I think Albo screwed up. He’s called for a referendum on a vague agenda to win legacy votes, and it’s biting back in the arse. He along with Linda Burney completely understood that the No campaign is within it’s right to lie and lie on the pamphlet, and get scrutinised by critics who have an incentive for them to lose.
Hanson is just doing Hanson things. It doesn’t matter if it is misleading, it doesn’t matter. I can see the Yes campaign losing badly, and the proponents in their confirmation biased bubble will be left soul-searching.
I can see where you’re coming from, but remember that Indigenous Australians did actually ask for the referendum and are continuing to ask for it despite recent polling. Labor may have dropped the ball with regards to their communication around the Voice, but ultimately they are listening to and honouring the request made by Indigenous Australians in the Uluru Statement from the Heart.
This is the best summary I could come up with:
One Nation leader Pauline Hanson has used a misleadingly edited viral video to claim a Yes vote in the Voice to Parliament referendum will lead to increasing conflict between Indigenous and non-Indigenous Australians.

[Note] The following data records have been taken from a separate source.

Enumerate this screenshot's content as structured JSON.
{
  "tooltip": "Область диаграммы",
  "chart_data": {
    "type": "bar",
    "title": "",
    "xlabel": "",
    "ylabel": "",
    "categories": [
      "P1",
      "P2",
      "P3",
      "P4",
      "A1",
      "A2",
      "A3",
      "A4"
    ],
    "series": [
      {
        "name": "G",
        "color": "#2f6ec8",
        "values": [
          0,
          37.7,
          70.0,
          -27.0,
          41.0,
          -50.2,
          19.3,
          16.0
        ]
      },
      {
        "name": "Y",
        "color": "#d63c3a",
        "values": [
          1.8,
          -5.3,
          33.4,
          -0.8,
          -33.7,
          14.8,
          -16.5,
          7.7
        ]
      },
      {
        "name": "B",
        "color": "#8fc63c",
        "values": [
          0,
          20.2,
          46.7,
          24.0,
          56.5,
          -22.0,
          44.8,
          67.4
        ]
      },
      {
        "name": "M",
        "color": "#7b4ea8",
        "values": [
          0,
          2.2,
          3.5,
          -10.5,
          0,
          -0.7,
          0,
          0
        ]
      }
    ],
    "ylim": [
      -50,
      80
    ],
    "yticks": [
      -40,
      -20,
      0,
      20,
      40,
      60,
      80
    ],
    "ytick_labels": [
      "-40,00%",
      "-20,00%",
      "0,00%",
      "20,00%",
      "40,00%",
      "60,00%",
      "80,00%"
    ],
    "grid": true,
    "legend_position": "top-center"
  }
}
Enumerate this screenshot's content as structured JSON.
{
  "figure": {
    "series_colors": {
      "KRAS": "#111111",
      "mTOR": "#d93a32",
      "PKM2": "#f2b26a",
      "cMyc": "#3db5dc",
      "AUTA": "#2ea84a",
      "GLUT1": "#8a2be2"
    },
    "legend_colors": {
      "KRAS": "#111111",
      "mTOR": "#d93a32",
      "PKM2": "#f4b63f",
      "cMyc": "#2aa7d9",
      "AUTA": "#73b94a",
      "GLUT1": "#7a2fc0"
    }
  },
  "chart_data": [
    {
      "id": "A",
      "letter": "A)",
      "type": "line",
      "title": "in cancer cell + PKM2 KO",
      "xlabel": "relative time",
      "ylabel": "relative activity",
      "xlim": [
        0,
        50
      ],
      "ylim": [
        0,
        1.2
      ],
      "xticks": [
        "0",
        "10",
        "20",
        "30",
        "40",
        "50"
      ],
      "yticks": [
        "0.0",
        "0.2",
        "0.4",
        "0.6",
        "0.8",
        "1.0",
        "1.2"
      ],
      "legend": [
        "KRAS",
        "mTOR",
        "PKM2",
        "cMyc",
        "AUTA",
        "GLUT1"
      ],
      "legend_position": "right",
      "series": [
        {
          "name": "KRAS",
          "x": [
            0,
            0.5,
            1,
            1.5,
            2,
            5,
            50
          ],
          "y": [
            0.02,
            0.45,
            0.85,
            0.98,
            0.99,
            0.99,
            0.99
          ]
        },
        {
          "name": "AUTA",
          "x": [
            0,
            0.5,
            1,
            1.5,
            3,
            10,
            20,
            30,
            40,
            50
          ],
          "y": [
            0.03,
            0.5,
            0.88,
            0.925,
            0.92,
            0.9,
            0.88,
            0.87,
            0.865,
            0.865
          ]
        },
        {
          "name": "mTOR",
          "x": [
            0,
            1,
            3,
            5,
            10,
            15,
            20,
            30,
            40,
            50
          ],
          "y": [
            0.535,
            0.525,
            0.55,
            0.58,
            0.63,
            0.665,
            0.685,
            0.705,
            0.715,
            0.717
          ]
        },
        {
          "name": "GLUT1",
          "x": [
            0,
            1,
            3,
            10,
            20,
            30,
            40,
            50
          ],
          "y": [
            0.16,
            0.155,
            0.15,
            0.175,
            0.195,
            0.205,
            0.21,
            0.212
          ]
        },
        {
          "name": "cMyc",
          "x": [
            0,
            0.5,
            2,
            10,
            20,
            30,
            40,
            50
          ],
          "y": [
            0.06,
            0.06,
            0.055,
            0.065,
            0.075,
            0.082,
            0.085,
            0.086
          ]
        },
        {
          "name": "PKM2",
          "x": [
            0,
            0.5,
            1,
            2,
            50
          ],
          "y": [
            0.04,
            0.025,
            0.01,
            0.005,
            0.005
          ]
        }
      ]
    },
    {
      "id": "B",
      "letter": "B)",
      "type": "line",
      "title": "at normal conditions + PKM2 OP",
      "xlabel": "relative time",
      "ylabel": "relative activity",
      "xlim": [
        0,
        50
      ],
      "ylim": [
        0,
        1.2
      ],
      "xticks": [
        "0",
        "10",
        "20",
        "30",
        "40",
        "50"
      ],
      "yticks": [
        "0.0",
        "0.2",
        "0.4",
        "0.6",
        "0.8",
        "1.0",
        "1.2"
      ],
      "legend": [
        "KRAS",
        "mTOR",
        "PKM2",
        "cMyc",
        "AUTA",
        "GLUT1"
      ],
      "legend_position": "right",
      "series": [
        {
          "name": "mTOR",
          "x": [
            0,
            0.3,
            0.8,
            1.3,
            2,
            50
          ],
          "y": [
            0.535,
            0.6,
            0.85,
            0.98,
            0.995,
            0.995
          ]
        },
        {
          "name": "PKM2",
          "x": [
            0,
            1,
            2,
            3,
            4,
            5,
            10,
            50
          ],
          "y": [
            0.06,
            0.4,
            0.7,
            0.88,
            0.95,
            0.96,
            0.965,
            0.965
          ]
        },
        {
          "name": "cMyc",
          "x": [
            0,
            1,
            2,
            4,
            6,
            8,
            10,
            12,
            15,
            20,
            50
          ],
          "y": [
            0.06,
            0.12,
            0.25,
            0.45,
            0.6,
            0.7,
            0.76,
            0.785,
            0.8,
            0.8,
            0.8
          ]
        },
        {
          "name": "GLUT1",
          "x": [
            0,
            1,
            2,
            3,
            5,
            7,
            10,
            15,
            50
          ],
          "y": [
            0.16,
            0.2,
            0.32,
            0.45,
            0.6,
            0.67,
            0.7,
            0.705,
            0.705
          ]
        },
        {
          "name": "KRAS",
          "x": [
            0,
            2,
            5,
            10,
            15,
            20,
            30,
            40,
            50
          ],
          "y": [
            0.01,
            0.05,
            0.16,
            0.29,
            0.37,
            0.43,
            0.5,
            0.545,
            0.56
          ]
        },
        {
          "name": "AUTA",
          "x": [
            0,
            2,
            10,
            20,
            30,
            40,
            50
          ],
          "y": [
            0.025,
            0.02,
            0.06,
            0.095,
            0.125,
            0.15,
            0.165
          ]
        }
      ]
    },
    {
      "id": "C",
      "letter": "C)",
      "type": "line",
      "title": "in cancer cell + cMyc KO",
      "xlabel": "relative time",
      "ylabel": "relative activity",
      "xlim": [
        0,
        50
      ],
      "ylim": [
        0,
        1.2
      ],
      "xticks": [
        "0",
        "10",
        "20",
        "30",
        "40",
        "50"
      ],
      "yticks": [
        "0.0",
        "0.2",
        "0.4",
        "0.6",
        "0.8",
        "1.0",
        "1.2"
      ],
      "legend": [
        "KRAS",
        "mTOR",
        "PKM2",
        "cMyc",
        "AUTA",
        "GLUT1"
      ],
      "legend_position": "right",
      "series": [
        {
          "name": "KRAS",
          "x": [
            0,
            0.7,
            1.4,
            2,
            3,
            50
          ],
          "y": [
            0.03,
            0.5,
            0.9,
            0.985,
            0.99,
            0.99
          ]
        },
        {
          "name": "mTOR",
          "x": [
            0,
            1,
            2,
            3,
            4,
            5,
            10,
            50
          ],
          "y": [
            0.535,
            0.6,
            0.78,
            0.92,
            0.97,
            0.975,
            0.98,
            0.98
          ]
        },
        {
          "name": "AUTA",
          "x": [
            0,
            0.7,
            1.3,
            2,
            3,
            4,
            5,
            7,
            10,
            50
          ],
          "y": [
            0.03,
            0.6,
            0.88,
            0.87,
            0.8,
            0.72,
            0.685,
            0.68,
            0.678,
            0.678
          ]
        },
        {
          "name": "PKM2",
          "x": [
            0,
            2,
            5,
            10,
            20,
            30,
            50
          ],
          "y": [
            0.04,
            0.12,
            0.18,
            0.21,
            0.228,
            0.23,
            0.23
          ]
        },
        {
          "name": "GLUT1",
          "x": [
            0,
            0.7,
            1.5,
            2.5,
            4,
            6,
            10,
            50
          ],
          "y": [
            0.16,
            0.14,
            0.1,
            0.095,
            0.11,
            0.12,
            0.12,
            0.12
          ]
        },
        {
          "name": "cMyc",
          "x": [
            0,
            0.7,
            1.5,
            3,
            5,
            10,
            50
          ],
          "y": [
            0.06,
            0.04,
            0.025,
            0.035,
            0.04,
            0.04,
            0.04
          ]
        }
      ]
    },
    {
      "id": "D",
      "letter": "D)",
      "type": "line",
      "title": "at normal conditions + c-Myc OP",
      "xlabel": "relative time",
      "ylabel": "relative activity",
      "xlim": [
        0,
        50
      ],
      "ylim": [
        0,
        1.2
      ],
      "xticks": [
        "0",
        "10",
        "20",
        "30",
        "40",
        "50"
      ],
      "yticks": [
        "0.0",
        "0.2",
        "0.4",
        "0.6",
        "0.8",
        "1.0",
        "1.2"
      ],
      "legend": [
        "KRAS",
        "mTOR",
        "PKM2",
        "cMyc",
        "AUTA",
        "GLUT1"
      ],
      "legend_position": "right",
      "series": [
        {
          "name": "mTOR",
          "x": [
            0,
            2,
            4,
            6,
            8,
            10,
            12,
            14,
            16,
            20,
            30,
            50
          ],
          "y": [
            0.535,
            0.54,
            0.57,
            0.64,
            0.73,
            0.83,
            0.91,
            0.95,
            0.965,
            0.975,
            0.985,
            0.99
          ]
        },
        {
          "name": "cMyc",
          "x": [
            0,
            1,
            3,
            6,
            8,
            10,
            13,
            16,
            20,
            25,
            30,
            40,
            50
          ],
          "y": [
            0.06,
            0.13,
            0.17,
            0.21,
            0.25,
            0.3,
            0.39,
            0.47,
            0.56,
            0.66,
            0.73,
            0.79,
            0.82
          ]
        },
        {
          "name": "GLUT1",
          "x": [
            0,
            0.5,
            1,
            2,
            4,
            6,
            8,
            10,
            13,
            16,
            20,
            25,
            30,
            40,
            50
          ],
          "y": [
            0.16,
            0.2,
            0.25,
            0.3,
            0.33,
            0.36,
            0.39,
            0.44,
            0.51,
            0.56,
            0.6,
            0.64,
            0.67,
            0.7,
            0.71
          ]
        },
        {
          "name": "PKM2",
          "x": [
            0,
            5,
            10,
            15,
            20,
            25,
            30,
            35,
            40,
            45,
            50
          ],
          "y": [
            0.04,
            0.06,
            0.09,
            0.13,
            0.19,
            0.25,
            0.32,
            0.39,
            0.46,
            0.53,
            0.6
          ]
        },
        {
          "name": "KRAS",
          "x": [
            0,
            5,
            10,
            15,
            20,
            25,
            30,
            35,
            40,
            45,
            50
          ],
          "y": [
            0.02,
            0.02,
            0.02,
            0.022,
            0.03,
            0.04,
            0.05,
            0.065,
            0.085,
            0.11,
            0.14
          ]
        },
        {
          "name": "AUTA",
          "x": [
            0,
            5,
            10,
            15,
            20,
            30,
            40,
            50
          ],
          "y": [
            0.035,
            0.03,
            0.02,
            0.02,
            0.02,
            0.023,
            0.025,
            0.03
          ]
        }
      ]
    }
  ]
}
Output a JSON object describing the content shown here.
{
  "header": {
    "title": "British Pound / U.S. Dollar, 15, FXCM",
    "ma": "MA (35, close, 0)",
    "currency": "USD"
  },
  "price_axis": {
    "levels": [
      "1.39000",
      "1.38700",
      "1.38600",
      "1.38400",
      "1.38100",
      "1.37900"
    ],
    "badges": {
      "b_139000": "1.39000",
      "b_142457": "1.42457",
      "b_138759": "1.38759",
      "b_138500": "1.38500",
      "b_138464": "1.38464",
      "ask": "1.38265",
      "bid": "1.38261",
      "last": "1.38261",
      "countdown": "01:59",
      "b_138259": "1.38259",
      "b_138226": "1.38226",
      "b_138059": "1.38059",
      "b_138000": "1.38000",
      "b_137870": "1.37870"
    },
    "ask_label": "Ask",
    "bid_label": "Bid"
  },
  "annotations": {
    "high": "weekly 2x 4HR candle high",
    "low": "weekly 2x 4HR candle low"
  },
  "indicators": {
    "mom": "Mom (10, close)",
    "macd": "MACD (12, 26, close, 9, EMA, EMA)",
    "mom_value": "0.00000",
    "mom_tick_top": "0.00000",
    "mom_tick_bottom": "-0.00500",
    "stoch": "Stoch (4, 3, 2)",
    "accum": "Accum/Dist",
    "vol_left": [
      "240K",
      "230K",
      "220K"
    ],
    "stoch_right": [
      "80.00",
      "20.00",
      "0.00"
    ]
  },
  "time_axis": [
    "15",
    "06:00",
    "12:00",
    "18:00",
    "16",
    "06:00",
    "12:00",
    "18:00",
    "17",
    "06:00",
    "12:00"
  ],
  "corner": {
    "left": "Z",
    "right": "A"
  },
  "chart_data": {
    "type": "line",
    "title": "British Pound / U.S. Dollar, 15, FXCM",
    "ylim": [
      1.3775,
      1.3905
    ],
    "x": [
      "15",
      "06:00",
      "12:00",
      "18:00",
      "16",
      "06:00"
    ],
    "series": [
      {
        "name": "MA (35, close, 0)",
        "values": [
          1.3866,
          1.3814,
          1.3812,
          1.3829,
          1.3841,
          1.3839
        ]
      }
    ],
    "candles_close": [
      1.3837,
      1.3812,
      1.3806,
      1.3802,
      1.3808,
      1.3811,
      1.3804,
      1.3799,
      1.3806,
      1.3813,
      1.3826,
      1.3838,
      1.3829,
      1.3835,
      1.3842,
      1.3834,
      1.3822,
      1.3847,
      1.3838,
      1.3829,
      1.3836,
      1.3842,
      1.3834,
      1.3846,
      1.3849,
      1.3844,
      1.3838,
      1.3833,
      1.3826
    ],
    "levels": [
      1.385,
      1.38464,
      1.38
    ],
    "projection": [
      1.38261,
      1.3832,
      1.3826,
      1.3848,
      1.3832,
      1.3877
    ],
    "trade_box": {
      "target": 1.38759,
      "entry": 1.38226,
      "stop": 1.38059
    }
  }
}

The video shows a confrontation between an Indigenous mother and daughter and an elderly white woman in the coastal Queensland town of Poona.
Ms Hanson shared the video on her official Facebook page with the caption: “This is just a taste of what is to come if Australians don’t stop [Prime Minister Anthony] Albanese’s race-based Voice and its Treaty”.
RMIT FactLab editor and misinformation researcher Esther Chan said the incident had no connection to the Voice referendum and claims about Australians having to surrender their land had already been debunked.
Many of the comments on Ms Hanson’s post of the video contain vitriolic abuse directed towards the Indigenous women, including a call for genocide against First Nations Australians.